Another finding is that the low-cost and regional airlines' business models afford these airlines the ability to weather uncertain times without the large employment reductions seen by the major carriers. One explanation is that these airlines are built around low fares driven by low costs of operation. The already lean nature of these airlines may make them more able at allocating personnel in a cost-effective manner. Regional airlines receive a boost during these periods as major airlines contract out routes to these airlines. The lower costs related to personnel and aircraft make them ripe candidates for substitution of major airline capacity. These changes ultimately diminish as demand recovers post uncertainty shock and major carriers resume mainline operations. Another important finding of this study is that certain categories of employees will face deeper workforce cuts than others. The occupations related to passenger handling at major airlines are noted as a category that is hardest hit and could benefit most from a safety net such as career transition assistance. The lower skilled employees at airlines appear to receive the majority of the impact from workforce reductions. This finding aligns with prior economic research related to workforce reductions due to uncertainty. The implications to policymakers from these findings are that resources should be devoted to the less skilled employees working at airlines. As many of these employees are not represented by labor unions, the at-will nature of their employment may make them more susceptible to workforce reductions (Slotnick, 2020). It would appear unlikely to organize all airline workers as airlines have increasingly lowered the percentage of organized workers in their employee counts via anti-union campaigns and outsourcing (Hiltzik, 2019).

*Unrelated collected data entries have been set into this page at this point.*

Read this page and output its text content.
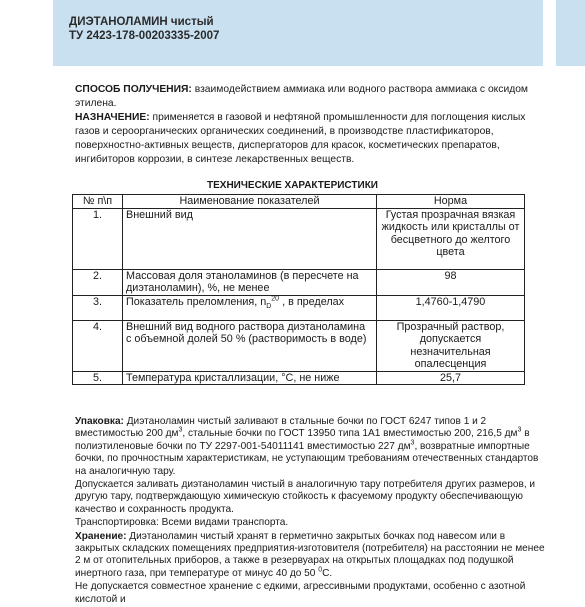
ДИЭТАНОЛАМИН чистый
ТУ 2423-178-00203335-2007

СПОСОБ ПОЛУЧЕНИЯ: взаимодействием аммиака или водного раствора аммиака с оксидом этилена.

НАЗНАЧЕНИЕ: применяется в газовой и нефтяной промышленности для поглощения кислых газов и сероорганических органических соединений, в производстве пластификаторов, поверхностно-активных веществ, диспергаторов для красок, косметических препаратов, ингибиторов коррозии, в синтезе лекарственных веществ.

ТЕХНИЧЕСКИЕ ХАРАКТЕРИСТИКИ
№ п\п	Наименование показателей	Норма
1.	Внешний вид	Густая прозрачная вязкая жидкость или кристаллы от бесцветного до желтого цвета
2.	Массовая доля этаноламинов (в пересчете на диэтаноламин), %, не менее	98
3.	Показатель преломления, $n_D^{20}$ , в пределах	1,4760-1,4790
4.	Внешний вид водного раствора диэтаноламина с объемной долей 50 % (растворимость в воде)	Прозрачный раствор, допускается незначительная опалесценция
5.	Температура кристаллизации, °С, не ниже	25,7

Упаковка: Диэтаноламин чистый заливают в стальные бочки по ГОСТ 6247 типов 1 и 2 вместимостью 200 $дм^3$, стальные бочки по ГОСТ 13950 типа 1А1 вместимостью 200, 216,5 $дм^3$ в полиэтиленовые бочки по ТУ 2297-001-54011141 вместимостью 227 $дм^3$, возвратные импортные бочки, по прочностным характеристикам, не уступающим требованиям отечественных стандартов на аналогичную тару.

Допускается заливать диэтаноламин чистый в аналогичную тару потребителя других размеров, и другую тару, подтверждающую химическую стойкость к фасуемому продукту обеспечивающую качество и сохранность продукта.

Транспортировка: Всеми видами транспорта.

Хранение: Диэтаноламин чистый хранят в герметично закрытых бочках под навесом или в закрытых складских помещениях предприятия-изготовителя (потребителя) на расстоянии не менее 2 м от отопительных приборов, а также в резервуарах на открытых площадках под подушкой инертного газа, при температуре от минус 40 до 50 $^0$С.

Не допускается совместное хранение с едкими, агрессивными продуктами, особенно с азотной кислотой и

As COVID-19 continues to reduce air travel and airline capacity, future analyses could provide a more complete picture of the impacts by accounting for the indirect effects to employment. Although beyond the focus of this study, the implications to employment that is tied to the transport of passengers and cargo via air travel are vitally important. Without the related tourism, business travel, flow of goods, etc., these indirect employees will likely experience workforce reductions as well. An accurate account of both the direct and indirect effects would also highlight the truly vital nature of air transportation and the need to understand the dynamics of the industry to uncertainty shocks such as this one.